Everyone has surely seen a helium balloon at least once in their lives. It’s a staple at birthday parties and one of the most commonly used party toys. Helium balloons are not only fun though – they can be filled with a number of helpful uses, such as providing therapy to people who have breathing disorders. If you don’t know much about helium, check out these 10 interesting facts about this noble gas.

  • It is the second most abundant element in the universe, after hydrogen.
  • It is a component of the sun’s atmosphere and also occurs in some meteorites.
  • It was first isolated after being found in natural gas from the earth, over a century ago.
  • There is more helium in the universe than anything else except hydrogen.
  • Helium is inert and colorless but is not actually tasteless, given that it has been reported to taste like nothing at all.
  • Its name comes from Helios, which was the Greek word for sun.
  • Like argon, it doesn’t react with any other elements or compounds.
  • It can be inhaled without harm.
  • You might have even used helium as a child to turn your voice squeaky – helium changes the way sound waves travel because it’s so light, giving your voice an unusual pitch when you speak while holding your nose!
  • At one time it was considered a useless by-product produced when radioactive elements decayed and had no known uses.
  • Takeaway: Helium is a fun gas!
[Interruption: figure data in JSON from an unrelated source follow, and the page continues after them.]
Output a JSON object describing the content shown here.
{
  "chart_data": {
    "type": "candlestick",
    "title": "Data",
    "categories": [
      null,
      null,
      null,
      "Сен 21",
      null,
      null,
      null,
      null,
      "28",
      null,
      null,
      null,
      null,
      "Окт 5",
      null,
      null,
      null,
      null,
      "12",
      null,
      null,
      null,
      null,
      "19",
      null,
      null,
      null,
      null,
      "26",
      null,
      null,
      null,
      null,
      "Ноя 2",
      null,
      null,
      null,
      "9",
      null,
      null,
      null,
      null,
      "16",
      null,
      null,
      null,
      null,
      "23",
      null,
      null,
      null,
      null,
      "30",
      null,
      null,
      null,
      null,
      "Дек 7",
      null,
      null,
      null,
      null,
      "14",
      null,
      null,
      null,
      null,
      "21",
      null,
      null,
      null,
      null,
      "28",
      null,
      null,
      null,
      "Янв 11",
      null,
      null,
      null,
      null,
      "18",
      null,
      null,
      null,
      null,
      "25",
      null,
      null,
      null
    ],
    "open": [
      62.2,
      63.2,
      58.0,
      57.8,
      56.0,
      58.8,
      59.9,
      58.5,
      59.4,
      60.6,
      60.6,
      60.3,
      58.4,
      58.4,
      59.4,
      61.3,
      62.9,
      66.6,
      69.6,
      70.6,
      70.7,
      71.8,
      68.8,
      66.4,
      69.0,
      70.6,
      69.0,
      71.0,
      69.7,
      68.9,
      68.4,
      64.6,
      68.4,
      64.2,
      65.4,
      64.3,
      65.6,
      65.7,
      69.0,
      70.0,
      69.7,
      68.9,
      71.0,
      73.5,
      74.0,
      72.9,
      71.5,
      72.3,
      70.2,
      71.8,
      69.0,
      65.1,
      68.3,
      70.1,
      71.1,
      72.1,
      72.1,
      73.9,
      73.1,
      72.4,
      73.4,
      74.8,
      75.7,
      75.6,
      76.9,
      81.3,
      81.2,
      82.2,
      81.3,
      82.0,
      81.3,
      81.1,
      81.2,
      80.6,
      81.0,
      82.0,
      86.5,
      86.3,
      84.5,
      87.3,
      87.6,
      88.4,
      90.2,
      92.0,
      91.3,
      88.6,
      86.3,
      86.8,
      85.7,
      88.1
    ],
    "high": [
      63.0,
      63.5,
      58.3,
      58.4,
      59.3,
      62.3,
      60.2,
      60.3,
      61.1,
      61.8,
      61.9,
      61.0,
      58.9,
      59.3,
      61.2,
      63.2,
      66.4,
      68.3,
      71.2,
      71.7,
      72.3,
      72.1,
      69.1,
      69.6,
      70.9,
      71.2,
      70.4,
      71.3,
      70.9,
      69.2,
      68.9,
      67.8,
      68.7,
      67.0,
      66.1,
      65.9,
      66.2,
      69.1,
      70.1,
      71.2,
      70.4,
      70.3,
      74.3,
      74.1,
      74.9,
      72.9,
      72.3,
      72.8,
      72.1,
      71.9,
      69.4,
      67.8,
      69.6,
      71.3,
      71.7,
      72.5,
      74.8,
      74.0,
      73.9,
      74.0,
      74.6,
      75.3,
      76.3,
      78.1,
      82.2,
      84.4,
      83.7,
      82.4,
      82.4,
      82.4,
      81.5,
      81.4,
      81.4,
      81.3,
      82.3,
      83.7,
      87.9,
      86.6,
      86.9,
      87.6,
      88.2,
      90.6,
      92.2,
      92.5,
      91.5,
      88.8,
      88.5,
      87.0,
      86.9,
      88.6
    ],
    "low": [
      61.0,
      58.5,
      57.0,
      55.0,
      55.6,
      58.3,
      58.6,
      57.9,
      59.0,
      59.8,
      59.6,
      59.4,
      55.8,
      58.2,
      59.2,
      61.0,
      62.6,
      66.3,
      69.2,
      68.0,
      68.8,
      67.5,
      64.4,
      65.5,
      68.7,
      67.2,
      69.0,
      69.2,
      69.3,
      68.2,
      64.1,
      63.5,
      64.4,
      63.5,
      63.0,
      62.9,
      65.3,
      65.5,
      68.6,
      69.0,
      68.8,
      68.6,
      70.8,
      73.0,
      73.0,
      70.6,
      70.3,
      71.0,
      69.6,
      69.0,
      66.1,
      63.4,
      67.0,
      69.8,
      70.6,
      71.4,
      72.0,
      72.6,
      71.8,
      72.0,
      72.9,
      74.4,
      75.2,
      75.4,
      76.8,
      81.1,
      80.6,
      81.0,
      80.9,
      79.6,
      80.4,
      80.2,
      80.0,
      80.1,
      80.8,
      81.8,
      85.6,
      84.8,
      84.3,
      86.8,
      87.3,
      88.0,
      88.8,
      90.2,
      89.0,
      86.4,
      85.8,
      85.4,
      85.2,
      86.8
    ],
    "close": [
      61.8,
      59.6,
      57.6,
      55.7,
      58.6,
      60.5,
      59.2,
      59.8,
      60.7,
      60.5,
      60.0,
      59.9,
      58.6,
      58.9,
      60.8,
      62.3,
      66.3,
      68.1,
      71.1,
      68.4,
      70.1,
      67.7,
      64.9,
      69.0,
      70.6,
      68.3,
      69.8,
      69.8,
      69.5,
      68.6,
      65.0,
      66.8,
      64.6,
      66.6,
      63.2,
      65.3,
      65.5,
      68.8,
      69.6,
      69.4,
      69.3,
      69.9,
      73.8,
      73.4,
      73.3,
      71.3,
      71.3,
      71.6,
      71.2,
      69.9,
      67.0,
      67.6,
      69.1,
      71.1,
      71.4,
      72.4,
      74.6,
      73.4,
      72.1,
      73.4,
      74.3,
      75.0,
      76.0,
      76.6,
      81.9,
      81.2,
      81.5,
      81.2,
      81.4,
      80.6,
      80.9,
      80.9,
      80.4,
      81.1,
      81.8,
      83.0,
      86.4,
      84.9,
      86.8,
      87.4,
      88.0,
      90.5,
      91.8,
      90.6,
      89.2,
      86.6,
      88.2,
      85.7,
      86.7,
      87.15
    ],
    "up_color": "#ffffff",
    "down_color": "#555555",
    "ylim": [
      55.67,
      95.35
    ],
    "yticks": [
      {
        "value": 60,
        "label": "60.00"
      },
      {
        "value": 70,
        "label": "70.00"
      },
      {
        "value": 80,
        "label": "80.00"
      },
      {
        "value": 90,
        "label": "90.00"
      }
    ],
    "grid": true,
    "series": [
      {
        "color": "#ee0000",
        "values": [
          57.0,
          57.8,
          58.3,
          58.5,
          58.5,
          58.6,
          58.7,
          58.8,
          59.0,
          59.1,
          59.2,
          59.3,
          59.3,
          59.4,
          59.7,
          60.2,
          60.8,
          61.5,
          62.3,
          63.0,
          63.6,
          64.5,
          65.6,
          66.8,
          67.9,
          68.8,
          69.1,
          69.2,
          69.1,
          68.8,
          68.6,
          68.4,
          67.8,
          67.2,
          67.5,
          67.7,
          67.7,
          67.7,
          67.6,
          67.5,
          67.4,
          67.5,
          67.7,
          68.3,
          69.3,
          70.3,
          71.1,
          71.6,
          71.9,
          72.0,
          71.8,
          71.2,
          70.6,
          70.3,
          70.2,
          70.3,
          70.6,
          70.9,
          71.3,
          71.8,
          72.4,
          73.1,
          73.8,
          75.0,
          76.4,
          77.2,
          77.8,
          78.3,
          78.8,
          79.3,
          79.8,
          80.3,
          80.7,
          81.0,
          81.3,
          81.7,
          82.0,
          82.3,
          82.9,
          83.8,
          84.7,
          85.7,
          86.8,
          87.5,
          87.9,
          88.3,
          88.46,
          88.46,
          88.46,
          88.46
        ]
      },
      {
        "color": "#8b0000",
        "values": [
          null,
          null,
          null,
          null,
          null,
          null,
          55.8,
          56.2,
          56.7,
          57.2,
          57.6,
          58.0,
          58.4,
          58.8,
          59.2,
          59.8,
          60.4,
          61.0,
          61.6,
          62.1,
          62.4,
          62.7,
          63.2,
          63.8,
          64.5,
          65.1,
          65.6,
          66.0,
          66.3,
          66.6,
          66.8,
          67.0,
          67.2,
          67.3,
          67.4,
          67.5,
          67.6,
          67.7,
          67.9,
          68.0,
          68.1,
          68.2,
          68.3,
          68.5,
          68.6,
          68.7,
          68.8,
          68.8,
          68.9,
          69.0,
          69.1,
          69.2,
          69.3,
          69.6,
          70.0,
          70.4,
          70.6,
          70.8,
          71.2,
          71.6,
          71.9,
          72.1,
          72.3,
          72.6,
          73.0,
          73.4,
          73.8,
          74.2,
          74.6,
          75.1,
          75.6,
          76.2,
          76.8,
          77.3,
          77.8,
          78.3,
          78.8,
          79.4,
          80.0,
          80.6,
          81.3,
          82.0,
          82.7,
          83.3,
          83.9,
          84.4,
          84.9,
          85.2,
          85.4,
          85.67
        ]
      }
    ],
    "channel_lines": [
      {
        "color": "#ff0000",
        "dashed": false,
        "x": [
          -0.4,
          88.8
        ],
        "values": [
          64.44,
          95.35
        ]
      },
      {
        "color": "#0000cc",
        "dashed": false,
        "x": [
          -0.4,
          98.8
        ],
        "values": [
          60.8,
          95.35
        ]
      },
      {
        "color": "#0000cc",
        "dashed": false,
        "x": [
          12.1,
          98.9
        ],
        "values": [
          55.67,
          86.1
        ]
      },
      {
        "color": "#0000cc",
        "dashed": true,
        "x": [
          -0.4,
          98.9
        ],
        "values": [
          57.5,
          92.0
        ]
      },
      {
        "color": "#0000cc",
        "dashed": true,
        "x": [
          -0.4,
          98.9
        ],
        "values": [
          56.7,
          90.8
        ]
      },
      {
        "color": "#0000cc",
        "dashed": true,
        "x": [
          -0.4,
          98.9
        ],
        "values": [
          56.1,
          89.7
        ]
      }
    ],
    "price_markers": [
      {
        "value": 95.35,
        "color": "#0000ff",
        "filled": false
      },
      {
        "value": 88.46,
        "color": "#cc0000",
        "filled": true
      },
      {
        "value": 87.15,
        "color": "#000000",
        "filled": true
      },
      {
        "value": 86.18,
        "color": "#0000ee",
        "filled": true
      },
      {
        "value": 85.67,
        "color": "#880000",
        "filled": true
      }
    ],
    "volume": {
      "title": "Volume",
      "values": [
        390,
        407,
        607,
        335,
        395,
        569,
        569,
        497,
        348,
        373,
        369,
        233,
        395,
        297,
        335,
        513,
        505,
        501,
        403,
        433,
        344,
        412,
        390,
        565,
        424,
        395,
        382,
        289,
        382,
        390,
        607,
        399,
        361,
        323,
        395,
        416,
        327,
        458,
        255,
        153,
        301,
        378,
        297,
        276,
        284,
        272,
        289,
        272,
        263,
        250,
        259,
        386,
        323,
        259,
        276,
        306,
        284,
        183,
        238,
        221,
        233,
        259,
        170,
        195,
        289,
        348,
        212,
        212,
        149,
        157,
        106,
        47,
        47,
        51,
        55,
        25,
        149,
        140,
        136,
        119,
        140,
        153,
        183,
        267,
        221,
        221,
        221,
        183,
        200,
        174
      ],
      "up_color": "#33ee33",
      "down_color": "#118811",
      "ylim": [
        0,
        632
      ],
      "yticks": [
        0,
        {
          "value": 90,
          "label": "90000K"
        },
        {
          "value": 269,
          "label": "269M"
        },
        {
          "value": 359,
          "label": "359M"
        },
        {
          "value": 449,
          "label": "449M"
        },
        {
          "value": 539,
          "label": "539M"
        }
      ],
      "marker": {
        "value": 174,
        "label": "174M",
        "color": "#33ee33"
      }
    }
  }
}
And can be used for lots of fun applications

In addition to this here are some other important facts that you might want to know about Helium gas.

1. The only element that can be played like a musical instrument is helium. It’s also the only element that can be inhaled and exhaled by humans—and it’s also the only element that can be found in balloons!

2. Helium floats upward, so if you were to put a balloon filled with helium in a room, it would rise toward the ceiling rather than fall down toward you. This makes it useful for lifting things off the ground and into space—like people! If you’ve ever been on a blimp or an airship, you’ve probably been lifted by helium.

3. Helium was discovered by French physicist Pierre Janssen on August 18, 1868 while he was examining spectral lines from a solar eclipse (it’s named after him). He noticed that one of his samples had a different spectrum than another sample; they both had hydrogen, but one did not have oxygen present! He realized this must mean there was something else present as well.

It’s hard not to like helium without sounding cliche, in fact I think David Bowie even sang a song about his love for helium. It is indeed the second lightest element on earth and very convenient to store due to the fact that it is colourless and odourless in both its liquid and gaseous state. Helium is quite an interesting gas and worth taking into consideration when purchasing balloons for your next party. You can buy helium gas in the UK especially in London and Kent city by visiting the Helibox.co.uk website and ordering online.